When HP announced LoadRunner in the Cloud two weeks ago, many took it as validation that enterprise software testing really is a viable use for public cloud computing services. While the offering is currently entering a beta phase, HP will soon make its flagship load testing product available in the on-demand model found in a number of other cloud testing services.
“That was a big, big announcement because HP LoadRunner is the industry standard,” said Theresa Lanowitz, founding analyst of voke Ink., “And it’s no longer going to be cost prohibitive.”
While there are a number of newer vendors offering on-demand test labs for QA teams, Lanowitz said a tech giant like HP only makes such a departure from its traditional licensing model when it feels it has to.
There is a trend developing where developers are starting to do more testing on their own, said Priya Kothari, product marketing manager for LoadeRunner at HP. But they aren’t necessarily doing the same end-to-end testing that QA teams are usually responsible for.

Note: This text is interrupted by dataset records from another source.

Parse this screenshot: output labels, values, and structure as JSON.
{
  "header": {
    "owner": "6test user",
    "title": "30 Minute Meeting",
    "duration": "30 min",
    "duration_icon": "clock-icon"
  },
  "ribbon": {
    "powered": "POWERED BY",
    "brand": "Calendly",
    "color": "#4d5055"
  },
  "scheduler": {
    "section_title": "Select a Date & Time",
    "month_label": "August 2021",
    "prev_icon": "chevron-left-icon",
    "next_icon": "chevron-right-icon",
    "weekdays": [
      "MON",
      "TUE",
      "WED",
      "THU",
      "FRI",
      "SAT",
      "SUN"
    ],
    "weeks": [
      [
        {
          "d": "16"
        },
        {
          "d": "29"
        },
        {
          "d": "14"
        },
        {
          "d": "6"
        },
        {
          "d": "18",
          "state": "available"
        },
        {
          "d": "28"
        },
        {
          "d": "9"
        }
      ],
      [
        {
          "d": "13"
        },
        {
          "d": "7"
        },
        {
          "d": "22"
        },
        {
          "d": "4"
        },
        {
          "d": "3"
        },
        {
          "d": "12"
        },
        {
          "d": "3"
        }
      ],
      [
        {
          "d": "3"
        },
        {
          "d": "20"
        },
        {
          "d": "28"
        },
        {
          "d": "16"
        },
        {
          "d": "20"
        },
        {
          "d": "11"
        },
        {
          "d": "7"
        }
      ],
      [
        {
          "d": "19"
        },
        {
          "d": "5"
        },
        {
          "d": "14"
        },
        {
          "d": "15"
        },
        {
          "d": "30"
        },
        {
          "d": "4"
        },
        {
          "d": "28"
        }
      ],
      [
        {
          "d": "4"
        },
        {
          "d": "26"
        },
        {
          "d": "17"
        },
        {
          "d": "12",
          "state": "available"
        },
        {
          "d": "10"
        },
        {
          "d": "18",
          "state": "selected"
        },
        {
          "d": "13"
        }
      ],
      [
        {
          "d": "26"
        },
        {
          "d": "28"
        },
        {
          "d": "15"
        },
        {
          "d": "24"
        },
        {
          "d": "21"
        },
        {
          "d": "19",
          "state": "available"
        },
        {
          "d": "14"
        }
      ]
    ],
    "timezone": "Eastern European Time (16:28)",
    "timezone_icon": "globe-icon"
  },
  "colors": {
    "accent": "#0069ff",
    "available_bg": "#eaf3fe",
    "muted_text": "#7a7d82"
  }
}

“That’s where you build your piece of code and you want to do some unit performance testing for it,” said Kothari. “We are seeing more and more, especially with SOA applications, that developers are using performance testing solutions to do some of this on their own.”
By putting LoadRunner in Amazon EC2, HP will offer the software on a pay-per-use basis rather than requiring traditional licensing. Kothari said this will make LoadRunner much cheaper to use, which could make it more attractive to midmarket application development shops.
This time last year the cloud computing buzz was reaching its peak and analysts were saying that test and development would be the first big use cases for the average enterprise. Security, of course, was and is the major concern keeping enterprises form moving full production systems in the cloud. But at the time, the cloud testing and virtual lab space was inhabited mainly by newer companies like SOASTA, Skytap and the like.
In March, IBM hopped on the cloud testing bandwagon and now HP has thrown its own hat into the ring. With the larger players falling into line, one can only conclude that there is enough demand for cloud testing services to make it very viable indeed.